# Grain free - small kibble



## ajcstr (May 24, 2010)

I would like to try a grain free food and see how my dog does on it. Do any grain free foods have "small breed" type kibble. I don't really see any labeled as small breed, but my dog definitely likes the smaller bites.


----------



## Doc (Jan 17, 2009)

California Natural Small Bite. Dashund on the bag.


----------



## chowder (Sep 7, 2008)

Evo small bites are tiny. My 2 pound chihuahua puppy eats them as well as my Lhasa Apso.
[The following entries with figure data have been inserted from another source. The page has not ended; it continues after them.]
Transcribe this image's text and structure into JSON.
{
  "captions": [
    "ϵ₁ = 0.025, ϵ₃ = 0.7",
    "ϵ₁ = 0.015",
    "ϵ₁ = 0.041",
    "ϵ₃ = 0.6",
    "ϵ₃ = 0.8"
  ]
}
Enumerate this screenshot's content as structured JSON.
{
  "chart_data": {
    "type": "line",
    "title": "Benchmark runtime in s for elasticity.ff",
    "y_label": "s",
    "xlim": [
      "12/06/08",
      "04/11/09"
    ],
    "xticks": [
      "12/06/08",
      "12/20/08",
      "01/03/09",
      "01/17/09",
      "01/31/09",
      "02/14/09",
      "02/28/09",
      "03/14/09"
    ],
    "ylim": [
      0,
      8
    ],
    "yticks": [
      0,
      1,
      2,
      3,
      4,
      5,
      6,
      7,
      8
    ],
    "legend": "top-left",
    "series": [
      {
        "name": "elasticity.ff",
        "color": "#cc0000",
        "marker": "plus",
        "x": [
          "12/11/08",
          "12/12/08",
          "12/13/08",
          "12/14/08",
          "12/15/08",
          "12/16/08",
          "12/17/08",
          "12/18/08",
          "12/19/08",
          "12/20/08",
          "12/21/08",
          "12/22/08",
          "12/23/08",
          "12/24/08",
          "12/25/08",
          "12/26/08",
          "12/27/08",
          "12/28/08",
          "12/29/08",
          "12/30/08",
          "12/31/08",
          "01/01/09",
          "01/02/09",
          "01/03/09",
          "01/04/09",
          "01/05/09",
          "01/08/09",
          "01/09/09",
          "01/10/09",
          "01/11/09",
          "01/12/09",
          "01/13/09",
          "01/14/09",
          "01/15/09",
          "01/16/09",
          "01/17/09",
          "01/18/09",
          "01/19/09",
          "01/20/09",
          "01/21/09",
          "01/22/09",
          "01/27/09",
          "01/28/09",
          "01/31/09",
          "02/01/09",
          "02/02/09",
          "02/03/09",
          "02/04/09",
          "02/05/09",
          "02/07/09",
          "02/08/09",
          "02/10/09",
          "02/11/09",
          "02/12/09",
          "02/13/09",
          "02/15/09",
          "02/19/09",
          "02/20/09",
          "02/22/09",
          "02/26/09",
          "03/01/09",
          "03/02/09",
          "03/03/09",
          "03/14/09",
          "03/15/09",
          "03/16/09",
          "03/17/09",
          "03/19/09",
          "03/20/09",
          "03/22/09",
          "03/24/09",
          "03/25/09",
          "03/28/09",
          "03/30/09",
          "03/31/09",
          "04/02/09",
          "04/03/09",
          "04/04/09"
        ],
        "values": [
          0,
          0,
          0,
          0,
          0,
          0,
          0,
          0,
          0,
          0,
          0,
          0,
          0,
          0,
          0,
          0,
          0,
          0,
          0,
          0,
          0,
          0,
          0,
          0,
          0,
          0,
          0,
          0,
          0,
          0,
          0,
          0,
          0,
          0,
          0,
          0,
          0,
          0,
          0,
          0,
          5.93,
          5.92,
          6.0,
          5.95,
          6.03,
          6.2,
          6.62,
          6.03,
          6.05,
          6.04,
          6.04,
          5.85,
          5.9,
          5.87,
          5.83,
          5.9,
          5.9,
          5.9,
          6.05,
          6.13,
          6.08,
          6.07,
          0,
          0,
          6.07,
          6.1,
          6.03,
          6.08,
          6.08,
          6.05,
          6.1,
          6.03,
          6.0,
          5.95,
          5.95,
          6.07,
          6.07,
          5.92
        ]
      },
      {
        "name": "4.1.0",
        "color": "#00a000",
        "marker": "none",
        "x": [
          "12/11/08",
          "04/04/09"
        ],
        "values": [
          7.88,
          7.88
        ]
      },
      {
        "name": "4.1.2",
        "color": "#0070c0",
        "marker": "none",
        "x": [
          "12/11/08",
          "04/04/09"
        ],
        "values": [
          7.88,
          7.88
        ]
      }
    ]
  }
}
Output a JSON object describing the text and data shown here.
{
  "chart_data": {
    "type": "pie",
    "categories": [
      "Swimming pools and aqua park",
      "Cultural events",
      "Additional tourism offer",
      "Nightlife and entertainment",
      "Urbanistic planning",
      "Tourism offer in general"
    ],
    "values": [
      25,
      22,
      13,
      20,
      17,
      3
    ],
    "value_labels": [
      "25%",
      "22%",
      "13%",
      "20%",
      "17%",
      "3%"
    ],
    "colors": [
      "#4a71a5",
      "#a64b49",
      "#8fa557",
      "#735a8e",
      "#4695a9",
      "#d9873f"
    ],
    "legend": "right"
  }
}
My two 75 pound dogs eat them also so it's basically good for any size but they are truly little pieces.


----------



## ajcstr (May 24, 2010)

Sorry, just want to skip Natura products for now - I should have stated that.

How is Fromm ?


----------



## Gia (May 29, 2009)

I think Fromm kibbles are quite small....I've seen posts from folks that are surprised how small they are.


----------



## sal101011 (Jan 17, 2010)

Nature's Variety Instinct does not have a small breed formula but their kibbles are small. If you are into Diamond products, Canidae Grain Free has small kibbles too


----------



## ajcstr (May 24, 2010)

Gia said:


> I think Fromm kibbles are quite small....I've seen posts from folks that are surprised how small they are.


I picked up som Fromm Surf and Turf - Thanks.


----------